The same day a young journalist left her home on foot. Much of her work had been critical of the Taliban and their fighters had been threatening to “punish” her.
As stories poured in over the next 24 hours, we tried to find support for Akbari and safe spaces for others in Kabul. Friends offered to hide women reaching Kabul. For those who had visas, we started booking tickets. One we booked was for 22 August, another 17 August – too late be of any use.
The makeshift safe house in Kabul, the last remaining bastion, was filling up as fast as the flights out of Kabul.
On 13 August, a friend in the US called to ask for a contact for a female lawyer in Afghanistan; the US government was putting together a list of Afghan women at risk and issuing them visas to leave “in the worst case scenario”.
All illusions shattered. It didn’t matter that we were bringing women to Kabul, because there was no contingency “in the worst case scenario”. We needed to mobilise, and fast.
I asked my friend to get a few more names to the US government for visas. He asked for a “list” – the first of many we would put together. We created an Excel sheet of more than 50 journalists, doctors, activists, lawyers, politicians. But we didn’t want to seem greedy, so sat down to figure out who to drop. It struck us as extremely wrong we had to decide who “deserved” their place the most. Eventually, we gave 12 names – 10 women and two men – who we believed were most at risk for their work protecting human rights. Several of those on that first list are still in grave danger.
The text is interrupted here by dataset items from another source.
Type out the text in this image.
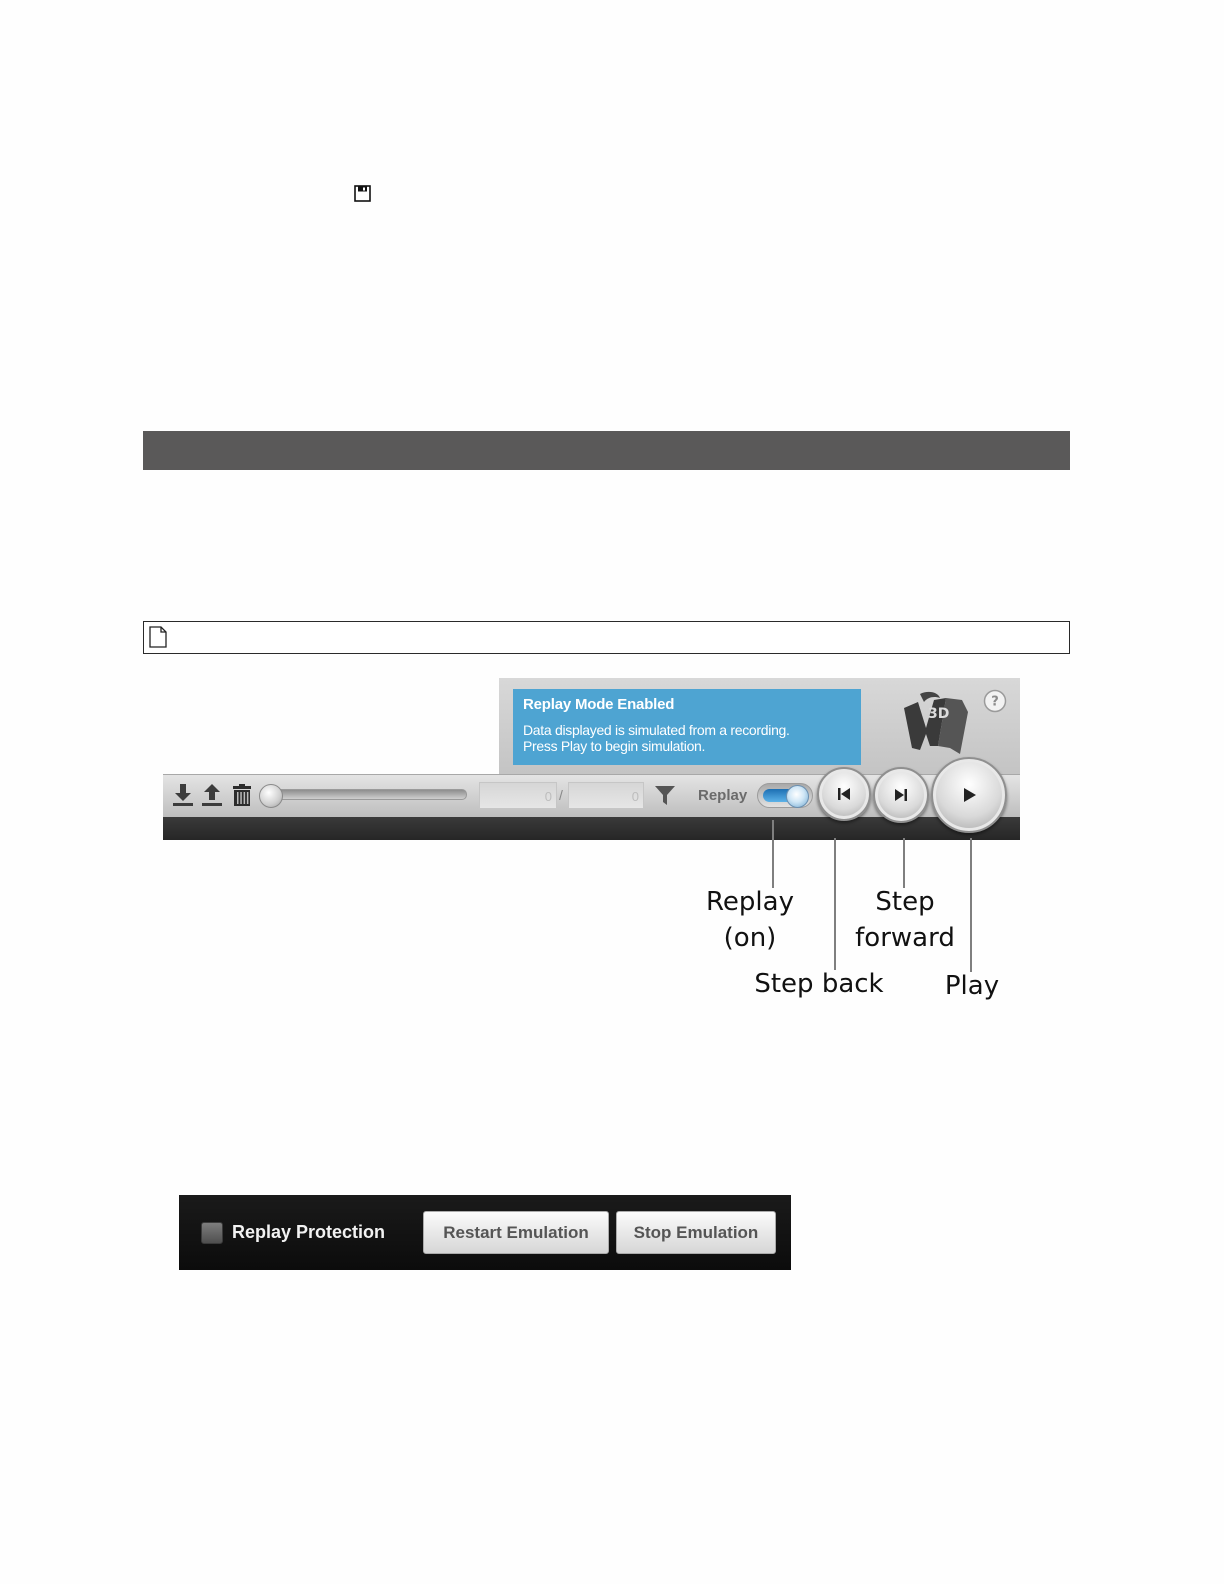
Replay Mode Enabled
Data displayed is simulated from a recording.
Press Play to begin simulation.
3D
?
0 /	0	Replay
Replay
(on)
Step
forward
Step back	Play
Replay Protection	Restart Emulation	Stop Emulation
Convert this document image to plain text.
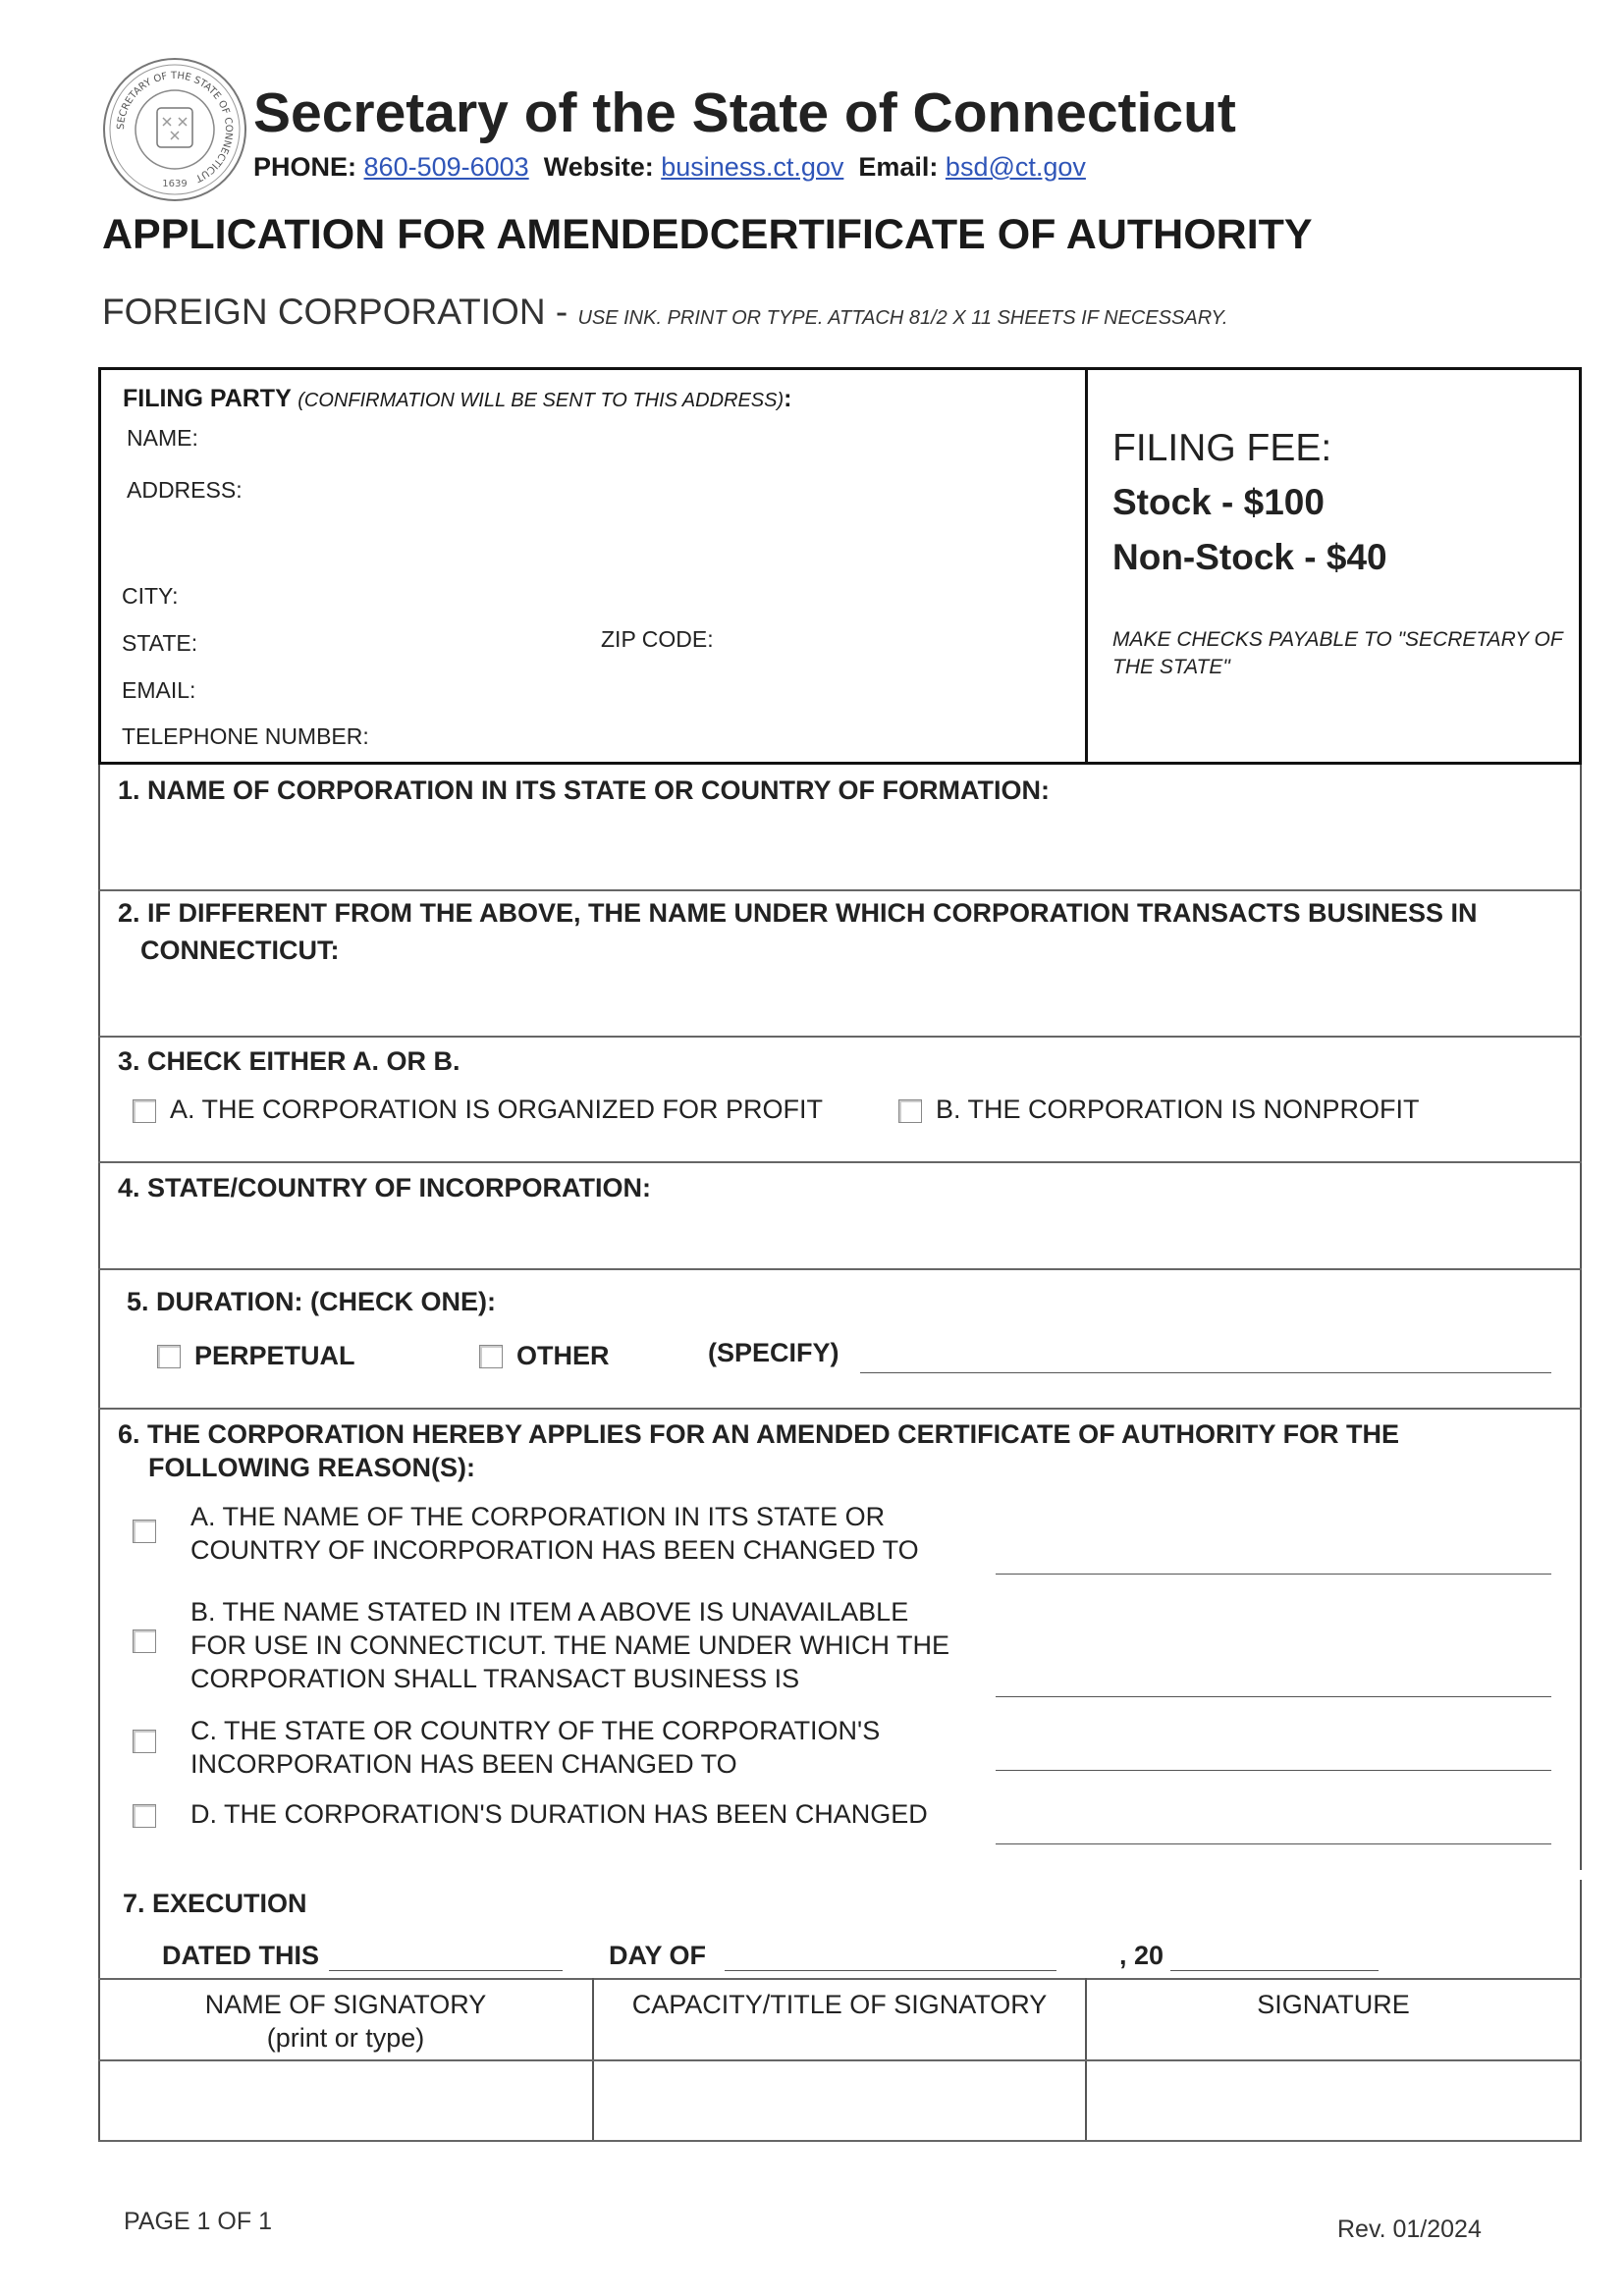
SECRETARY OF THE STATE OF CONNECTICUT
1639
Secretary of the State of Connecticut
PHONE: 860-509-6003 Website: business.ct.gov Email: bsd@ct.gov
APPLICATION FOR AMENDEDCERTIFICATE OF AUTHORITY
FOREIGN CORPORATION - USE INK. PRINT OR TYPE. ATTACH 81/2 X 11 SHEETS IF NECESSARY.
FILING PARTY (CONFIRMATION WILL BE SENT TO THIS ADDRESS):
NAME:
ADDRESS:
CITY:
STATE:	ZIP CODE:
EMAIL:
TELEPHONE NUMBER:
FILING FEE:
Stock - $100
Non-Stock - $40
MAKE CHECKS PAYABLE TO "SECRETARY OF THE STATE"
1. NAME OF CORPORATION IN ITS STATE OR COUNTRY OF FORMATION:
2. IF DIFFERENT FROM THE ABOVE, THE NAME UNDER WHICH CORPORATION TRANSACTS BUSINESS IN
CONNECTICUT:
3. CHECK EITHER A. OR B.
A. THE CORPORATION IS ORGANIZED FOR PROFIT	B. THE CORPORATION IS NONPROFIT
4. STATE/COUNTRY OF INCORPORATION:
5. DURATION: (CHECK ONE):
PERPETUAL	OTHER	(SPECIFY)
6. THE CORPORATION HEREBY APPLIES FOR AN AMENDED CERTIFICATE OF AUTHORITY FOR THE
FOLLOWING REASON(S):
A. THE NAME OF THE CORPORATION IN ITS STATE OR
COUNTRY OF INCORPORATION HAS BEEN CHANGED TO
B. THE NAME STATED IN ITEM A ABOVE IS UNAVAILABLE
FOR USE IN CONNECTICUT. THE NAME UNDER WHICH THE
CORPORATION SHALL TRANSACT BUSINESS IS
C. THE STATE OR COUNTRY OF THE CORPORATION'S
INCORPORATION HAS BEEN CHANGED TO
D. THE CORPORATION'S DURATION HAS BEEN CHANGED
7. EXECUTION
DATED THIS	DAY OF	, 20
NAME OF SIGNATORY
(print or type)
CAPACITY/TITLE OF SIGNATORY	SIGNATURE
PAGE 1 OF 1	Rev. 01/2024
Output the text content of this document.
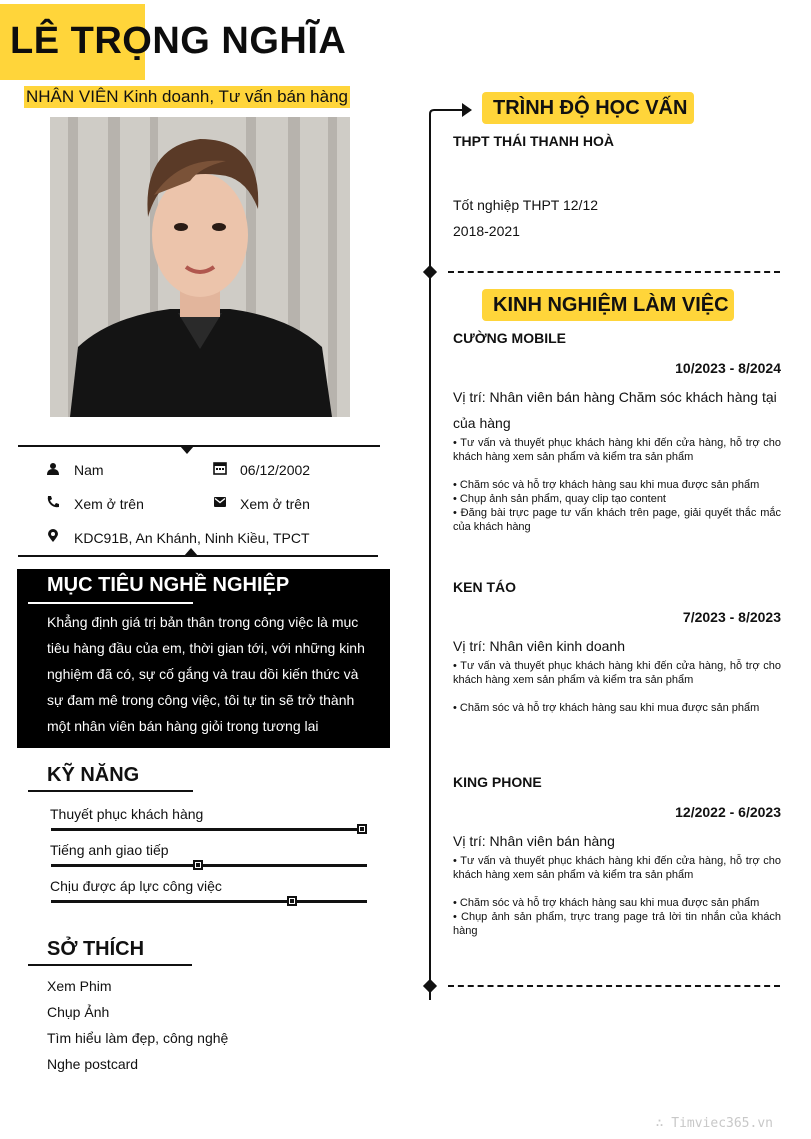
LÊ TRỌNG NGHĨA
NHÂN VIÊN Kinh doanh, Tư vấn bán hàng
Nam	06/12/2002
Xem ở trên	Xem ở trên
KDC91B, An Khánh, Ninh Kiều, TPCT
MỤC TIÊU NGHỀ NGHIỆP
Khẳng định giá trị bản thân trong công việc là mục tiêu hàng đầu của em, thời gian tới, với những kinh nghiệm đã có, sự cố gắng và trau dồi kiến thức và sự đam mê trong công việc, tôi tự tin sẽ trở thành một nhân viên bán hàng giỏi trong tương lai
KỸ NĂNG
Thuyết phục khách hàng
Tiếng anh giao tiếp
Chịu được áp lực công việc
SỞ THÍCH
Xem Phim
Chụp Ảnh
Tìm hiểu làm đẹp, công nghệ
Nghe postcard
TRÌNH ĐỘ HỌC VẤN
THPT THÁI THANH HOÀ
Tốt nghiệp THPT 12/12
2018-2021
KINH NGHIỆM LÀM VIỆC
CƯỜNG MOBILE
10/2023 - 8/2024
Vị trí: Nhân viên bán hàng Chăm sóc khách hàng tại của hàng
• Tư vấn và thuyết phục khách hàng khi đến cửa hàng, hỗ trợ cho khách hàng xem sản phẩm và kiểm tra sản phẩm
• Chăm sóc và hỗ trợ khách hàng sau khi mua được sản phẩm
• Chụp ảnh sản phẩm, quay clip tạo content
• Đăng bài trực page tư vấn khách trên page, giải quyết thắc mắc của khách hàng
KEN TÁO
7/2023 - 8/2023
Vị trí: Nhân viên kinh doanh
• Tư vấn và thuyết phục khách hàng khi đến cửa hàng, hỗ trợ cho khách hàng xem sản phẩm và kiểm tra sản phẩm
• Chăm sóc và hỗ trợ khách hàng sau khi mua được sản phẩm
KING PHONE
12/2022 - 6/2023
Vị trí: Nhân viên bán hàng
• Tư vấn và thuyết phục khách hàng khi đến cửa hàng, hỗ trợ cho khách hàng xem sản phẩm và kiểm tra sản phẩm
• Chăm sóc và hỗ trợ khách hàng sau khi mua được sản phẩm
• Chụp ảnh sản phẩm, trực trang page trả lời tin nhắn của khách hàng
∴ Timviec365.vn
In the next few days, there were several groups created on social media, and we learned of several “lists” being put together for various governments to get vulnerable people out. We started looking for activists, officials, parliamentarians, who could help persuade their governments to take in Afghans.
By the time the Taliban marched into Kabul, my living room was a war room. We were already working on several hundred cases – friends, colleagues, those we had met, people whose stories we had once told – all of whom faced grave risks for having dreamed of a different Afghanistan.
One of the first things we did was to ensure people could stay in communication with us and with loved ones. We sent online phone top-ups to their numbers to ensure they had internet access. Within hours, many Afghans – largely women who could no longer step outside into the chaos to get phone cards – asked for top-ups.
By the second day, we were sending out close to 200. The task grew increasingly unfeasible until the International Women’s Media Foundation (IWMF) stepped in with financial support. Over the next two weeks, we issued phone top-ups to nearly 500 individuals, mostly women in the media on the run.
As we navigated bureaucracies, Afghans navigated Taliban checkpoints, and barricades placed by withdrawing troops. Through huge crowds, wading through muck and drains, pushing forward, at times with children in tow, we guided people to evacuation flights, sharing maps with real-time information about checkpoints gathered from crowdsourced security groups.
One close colleague tried more than 20 times to reach the airport only to be forced back by the foreign troops. He was spotted by a Taliban fighter who lashed him, injuring his eight-month-old baby. He and his wife, also a journalist, remain in hiding, waiting for asylum from any of the many countries whose governments and media they worked with.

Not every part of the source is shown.